Background 

There is ample data on the prevalence and levels of E. coli O157:H7 and Salmonella found during the different steps of slaughter at large US beef processing plants.  However, a significant portion of the US beef supply passes through small-scale processing plants, for which little data is available.  For this study “small-scale processing plants” is defined as processors who slaughter less than 1,000 cattle a day.  The small plants typically do not have the resources available to the large processors.  Therefore, interventions and technology to reduce hide-to -carcass transfer of pathogens may be limited.  Small processors are eager to provide the safest beef possible, and in need of evaluation to determine the best processes to put into place.  The results of this work will directly help the small processors involved evaluate their practices, while the combined data will answer questions regarding the levels of E. coli O157:H7 and Salmonella encountered by small scale U.S. beef processors. 

The stated objectives for this work were to: 1. Determine the prevalence and enumerate E. coli O157:H7 on hides and pre-evisceration carcasses of cattle slaughtered at small processing plants. 2. Determine the prevalence and enumerate Salmonella on hides and pre-evisceration carcasses of cattle slaughtered at small processing plants.

Methodology 

Design.  Seven small-scale processors from across the country were visited and samples were collected.  Ninety-five (95) hides samples (1,000cm²) and 95 pre-evisceration carcass samples (8,000cm²) were collected each day for 3 days at each processing plant.  An additional 5 samples/day were collected for use as controls. Samples were collected and shipped to MSQRU for analysis.   

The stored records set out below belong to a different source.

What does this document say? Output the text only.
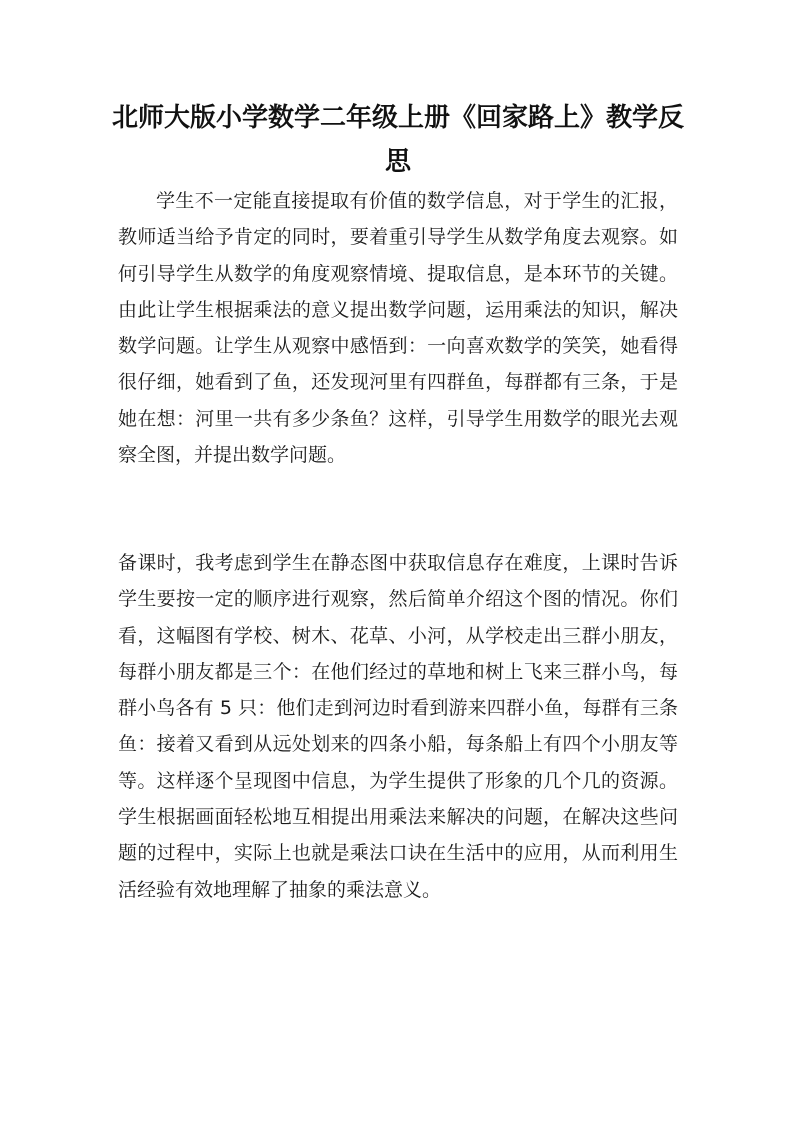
北师大版小学数学二年级上册《回家路上》教学反思

学生不一定能直接提取有价值的数学信息，对于学生的汇报，教师适当给予肯定的同时，要着重引导学生从数学角度去观察。如何引导学生从数学的角度观察情境、提取信息，是本环节的关键。由此让学生根据乘法的意义提出数学问题，运用乘法的知识，解决数学问题。让学生从观察中感悟到：一向喜欢数学的笑笑，她看得很仔细，她看到了鱼，还发现河里有四群鱼，每群都有三条，于是她在想：河里一共有多少条鱼？这样，引导学生用数学的眼光去观察全图，并提出数学问题。

备课时，我考虑到学生在静态图中获取信息存在难度，上课时告诉学生要按一定的顺序进行观察，然后简单介绍这个图的情况。你们看，这幅图有学校、树木、花草、小河，从学校走出三群小朋友，每群小朋友都是三个：在他们经过的草地和树上飞来三群小鸟，每群小鸟各有 5 只：他们走到河边时看到游来四群小鱼，每群有三条鱼：接着又看到从远处划来的四条小船，每条船上有四个小朋友等等。这样逐个呈现图中信息，为学生提供了形象的几个几的资源。学生根据画面轻松地互相提出用乘法来解决的问题，在解决这些问题的过程中，实际上也就是乘法口诀在生活中的应用，从而利用生活经验有效地理解了抽象的乘法意义。
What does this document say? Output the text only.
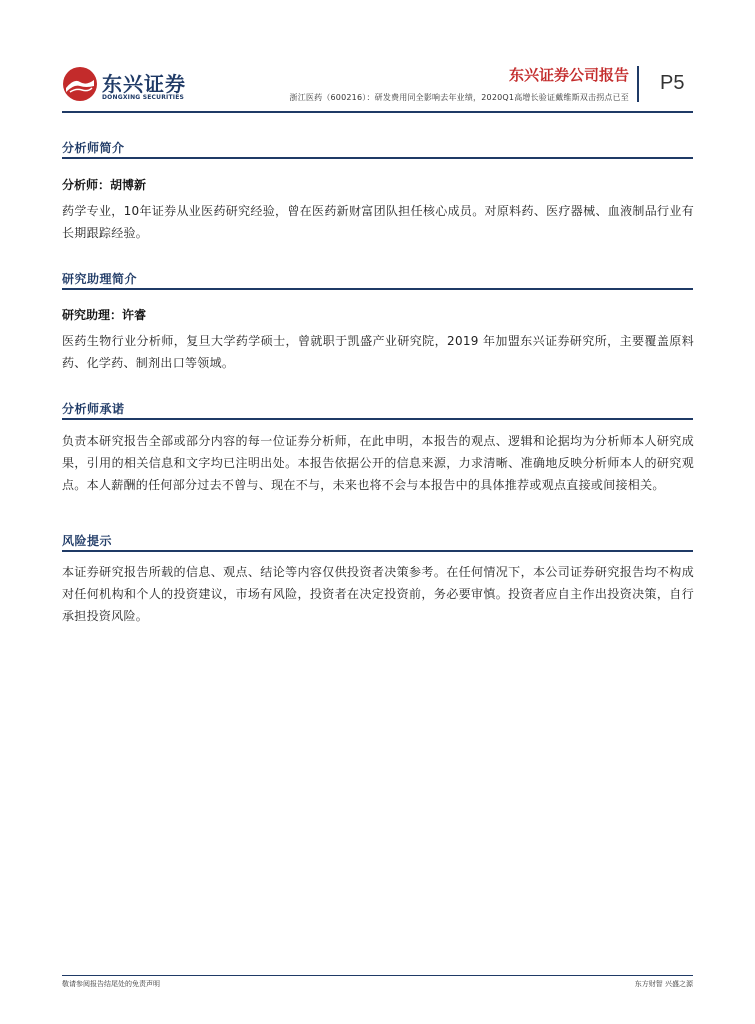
东兴证券
DONGXING SECURITIES
东兴证券公司报告
浙江医药（600216）：研发费用同全影响去年业绩，2020Q1高增长验证戴维斯双击拐点已至
P5
分析师简介
分析师：胡博新
药学专业，10年证券从业医药研究经验，曾在医药新财富团队担任核心成员。对原料药、医疗器械、血液制品行业有长期跟踪经验。
研究助理简介
研究助理：许睿
医药生物行业分析师，复旦大学药学硕士，曾就职于凯盛产业研究院，2019 年加盟东兴证券研究所，主要覆盖原料药、化学药、制剂出口等领域。
分析师承诺
负责本研究报告全部或部分内容的每一位证券分析师，在此申明，本报告的观点、逻辑和论据均为分析师本人研究成果，引用的相关信息和文字均已注明出处。本报告依据公开的信息来源，力求清晰、准确地反映分析师本人的研究观点。本人薪酬的任何部分过去不曾与、现在不与，未来也将不会与本报告中的具体推荐或观点直接或间接相关。
风险提示
本证券研究报告所载的信息、观点、结论等内容仅供投资者决策参考。在任何情况下，本公司证券研究报告均不构成对任何机构和个人的投资建议，市场有风险，投资者在决定投资前，务必要审慎。投资者应自主作出投资决策，自行承担投资风险。
敬请参阅报告结尾处的免责声明	东方财智 兴盛之源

Enumeration. Samples were enumerated for E. coli O157:H7 and Salmonella by established USMARC methods.  Briefly, the methods consisted of spiral dilution plating hide samples directly onto selective media, ChromAgar O157 and XLD, for E. coli and Salmonella respectively.  Carcass samples were enumerated using hydrophobic grid membrane filters placed on the same media.   

Culture isolation and confirmation of E. coli O157:H7.  The prevalence E. coli O157:H7 was determined by established USMARC methods that employ a nonspecific enrichment in tryptic soy broth (TSB) followed by immunomagnetic separation (IMS) of E. coli O157 and plating to ChromAgar O157.  Suspect colonies were screened using Oxoid DrySpots for O157, then confirmed to be E. coli O157:H7 that contained at least one virulence factor (stx1, stx2, or eae) by multiplex PCR.  

Culture isolation and confirmation of Salmonella.  The prevalence of Salmonella was determined by established USMARC methods.  Salmonella isolation is run concurrently to E. coli O157:H7 detection and uses the same nonspecific enrichment in TSB.  The Salmonella is concentrated by IMS, and the IMS beads are selectively enriched for Salmonella by incubation in Rappaport-Vassiliadis-Soya (RVS) broth before plating to Hektoen Enteric agar and Brilliant Green medium with Sulfadiazine.  Suspect colonies were isolated and confirmed to be Salmonella by PCR for the invA gene.

Data analysis.  The prevalence and levels of E. coli O157:H7 and Salmonella on hides and carcasses were used to determine the rate of hide-to -carcass transfer of the pathogens at each small processor.  For this and all subsequent reports the values for each plant have been combined and averaged for a composite example of small U.S. beef processors.

Findings 

Over the course of this project samples were collected for 3 days at 7 different small processing plants.  The samples were enumerated for E. coli O157:H7 and Salmonella as well as overall prevalence on hides and carcasses.  The results shown in Table 1 provide the number and percentage of samples of each type that were enumeration positive, (that is; samples with 40 or more CFU/100cm² on hides or 0.4 CFU/100cm² on pre-evisceration carcasses) and prevalence positive as determined by culture isolation.  On a day-by-day basis, hide prevalence of E. coli O157:H7 ranged from 28% to 100% positive, while Salmonella prevalence on hides ranged from 57% to 100%.  The range of E. coli O157:H7 prevalence on carcasses was even more marked, ranging from 0% to 93% on different days at different plants.  Salmonella had a similarly wide day-to -day prevalence ranging from 16% to 99%.     

The enumeration results for E. coli O157:H7 are shown in Table 2.  Generally, more than half of the samples that were enumeration positive were positive at a low level, which was just above the detection limit of the enumeration methods.  This observation held for enumeration of Salmonella as well (Table 3).  It was noted that higher enumerable levels of pathogen on hides positively correlated to pathogen on corresponding carcasses.  Therefore, reducing hide levels of pathogens should be a priority for small processors.

Implications

Data showed higher levels of pathogens on hides positively correlated to higher levels of pathogen on carcasses.  Therefore, reducing hide levels of pathogens should be a priority for small processors.  Additionally, through the sharing of our results and observations, each small processor was able to rapidly implement changes to their practices to improve beef safety.  Examples of such changes included improved hide removal steps, carcass steam vacuuming and trimming, and final trim sampling for test-and-hold.